Cardiac-Specific Deletion of Pyruvate Dehydrogenase Impairs Glucose Oxidation Rates and Induces Diastolic Dysfunction

oleh: Keshav Gopal, Keshav Gopal, Keshav Gopal, Malak Almutairi, Malak Almutairi, Malak Almutairi, Rami Al Batran, Rami Al Batran, Rami Al Batran, Farah Eaton, Farah Eaton, Farah Eaton, Manoj Gandhi, Manoj Gandhi, Manoj Gandhi, John Reyes Ussher, John Reyes Ussher, John Reyes Ussher

Format: Article
Diterbitkan: Frontiers Media S.A. 2018-03-01

Deskripsi

Obesity and type 2 diabetes (T2D) increase the risk for cardiomyopathy, which is the presence of ventricular dysfunction in the absence of underlying coronary artery disease and/or hypertension.
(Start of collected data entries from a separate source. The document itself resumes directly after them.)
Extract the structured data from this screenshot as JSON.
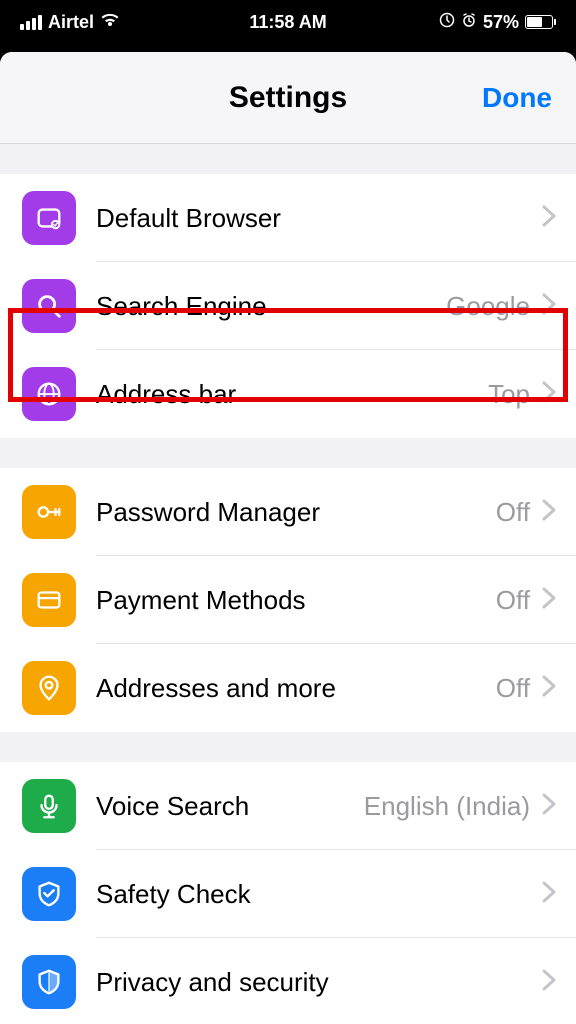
{
  "statusbar": {
    "carrier": "Airtel",
    "time": "11:58 AM",
    "battery_pct": "57%"
  },
  "header": {
    "title": "Settings",
    "done": "Done"
  },
  "groups": [
    {
      "rows": [
        {
          "icon": "browser-icon",
          "color": "purple",
          "label": "Default Browser",
          "value": ""
        },
        {
          "icon": "search-icon",
          "color": "purple",
          "label": "Search Engine",
          "value": "Google"
        },
        {
          "icon": "globe-icon",
          "color": "purple",
          "label": "Address bar",
          "value": "Top"
        }
      ]
    },
    {
      "rows": [
        {
          "icon": "key-icon",
          "color": "amber",
          "label": "Password Manager",
          "value": "Off"
        },
        {
          "icon": "card-icon",
          "color": "amber",
          "label": "Payment Methods",
          "value": "Off"
        },
        {
          "icon": "pin-icon",
          "color": "amber",
          "label": "Addresses and more",
          "value": "Off"
        }
      ]
    },
    {
      "rows": [
        {
          "icon": "mic-icon",
          "color": "green",
          "label": "Voice Search",
          "value": "English (India)"
        },
        {
          "icon": "shield-check-icon",
          "color": "blue",
          "label": "Safety Check",
          "value": ""
        },
        {
          "icon": "shield-icon",
          "color": "blue",
          "label": "Privacy and security",
          "value": ""
        }
      ]
    }
  ],
  "highlight_row_index": 2
}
As myocardial energy metabolism is altered during obesity/T2D (increased fatty acid oxidation and decreased glucose oxidation), we hypothesized that restricting myocardial glucose oxidation in lean mice devoid of the perturbed metabolic milieu observed in obesity/T2D would produce a cardiomyopathy phenotype, characterized via diastolic dysfunction. We tested our hypothesis via producing mice with a cardiac-specific gene knockout for pyruvate dehydrogenase (PDH, gene name Pdha1), the rate-limiting enzyme for glucose oxidation. Cardiac-specific Pdha1 deficient (Pdha1Cardiac−/−) mice were generated via crossing a tamoxifen-inducible Cre expressing mouse under the control of the alpha-myosin heavy chain (αMHC-MerCreMer) promoter with a floxed Pdha1 mouse. Energy metabolism and cardiac function were assessed via isolated working heart perfusions and ultrasound echocardiography, respectively. Tamoxifen administration produced an ~85% reduction in PDH protein expression in Pdha1Cardiac−/− mice versus their control littermates, which resulted in a marked reduction in myocardial glucose oxidation and a corresponding increase in palmitate oxidation. This myocardial metabolism profile did not impair systolic function in Pdha1Cardiac−/− mice, which had comparable left ventricular ejection fractions and fractional shortenings as their αMHC-MerCreMer control littermates, but did produce diastolic dysfunction as seen via the reduced mitral E/A ratio. Therefore, it does appear that forced restriction of glucose oxidation in the hearts of Pdha1Cardiac−/− mice is sufficient to produce a cardiomyopathy-like phenotype, independent of the perturbed metabolic milieu observed in obesity and/or T2D.